Wouldn't it be great if someone followed us around saying, "You're good enough, you're smart enough, and doggone it, people like you"? I know I could use that. Because some days, I don't feel good enough, smart enough, and sometimes, despite all the wonderful people in my life, I do question if people like me.
I'm not sure why. No matter how much success I achieve, there always seems to be more I need to do. If there is any failing, I hyper-focus on that rather than seeing all that is working. It's like a child bringing home a report card of all As and one C and the parent not acknowledging the As and only criticizes the C. Except that I am the parent now. Doing it to myself. And in a room of friends and family, I will feel the presence of the one person in the room who doesn't like me. And fixate on that.
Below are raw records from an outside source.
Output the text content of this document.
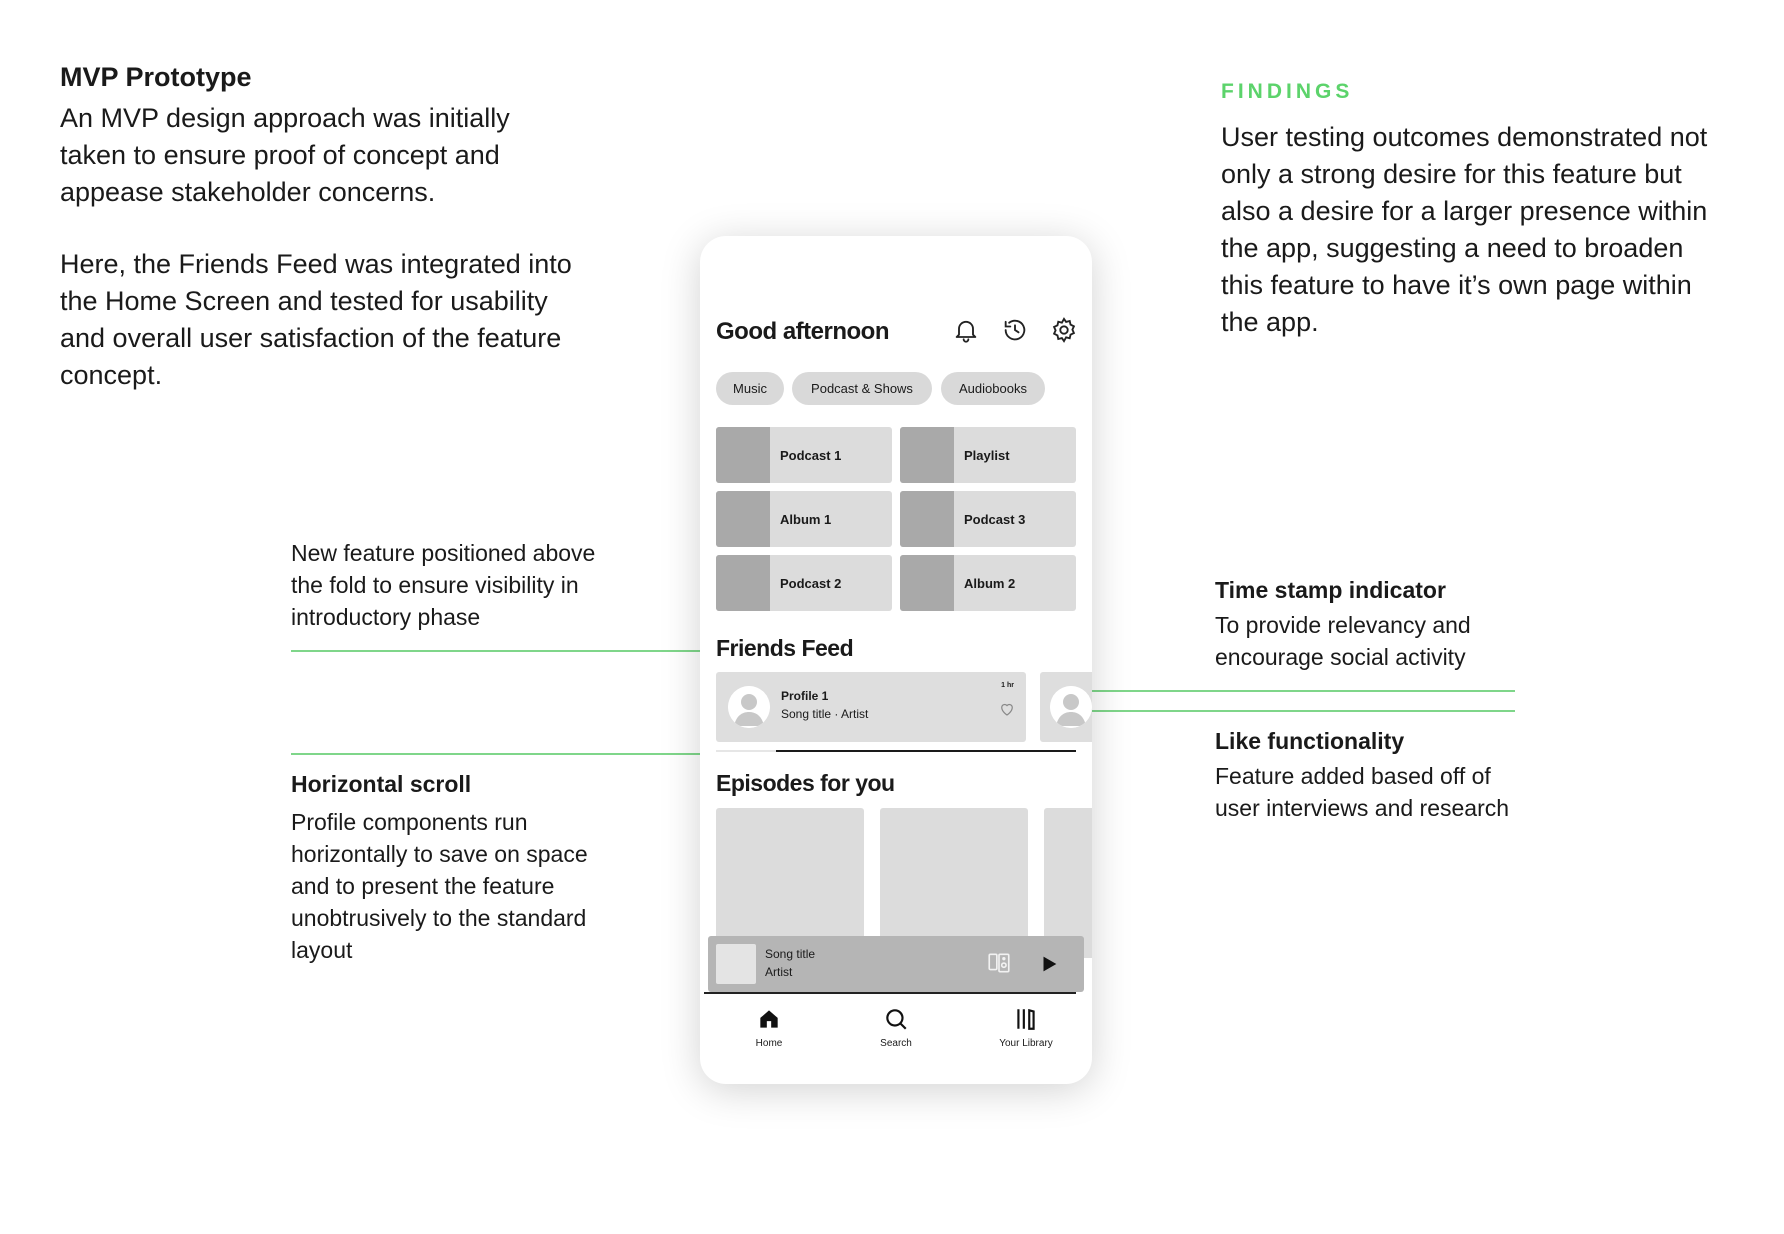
MVP Prototype
An MVP design approach was initially taken to ensure proof of concept and appease stakeholder concerns.
Here, the Friends Feed was integrated into the Home Screen and tested for usability and overall user satisfaction of the feature concept.
FINDINGS
User testing outcomes demonstrated not only a strong desire for this feature but also a desire for a larger presence within the app, suggesting a need to broaden this feature to have it’s own page within the app.
New feature positioned above the fold to ensure visibility in introductory phase
Horizontal scroll
Profile components run horizontally to save on space and to present the feature unobtrusively to the standard layout
Time stamp indicator
To provide relevancy and encourage social activity
Like functionality
Feature added based off of user interviews and research
Good afternoon
Music	Podcast & Shows	Audiobooks
Podcast 1	Playlist
Album 1	Podcast 3
Podcast 2	Album 2
Friends Feed
Profile 1
Song title · Artist
1 hr
Episodes for you
Song title
Artist
Home	Search	Your Library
It's silly but it's worse than that. They say that children learn more from watching their parents than by what they say. So, I can tell my children that they are good enough, smart enough, and doggone people like them until I'm as blue as the bonnets for which Texas is famous but if they see those doubts in me, I am still hurting them.
So today, I'm taking a lesson from old Stuart in his v-neck cardigans and bad dye job (well, at least we have that in common right now!) and each time those doubts come bubbling up, I am going to tell myself that "I'm good enough, I'm smart enough, and doggone people like me". Because it's not just about me.
And if you ever feel this way, too, do yourself the same favor. And in case you need a little help, I'll do it for you -- "You're good enough, you're smart enough, and doggone, people like you". I know I do.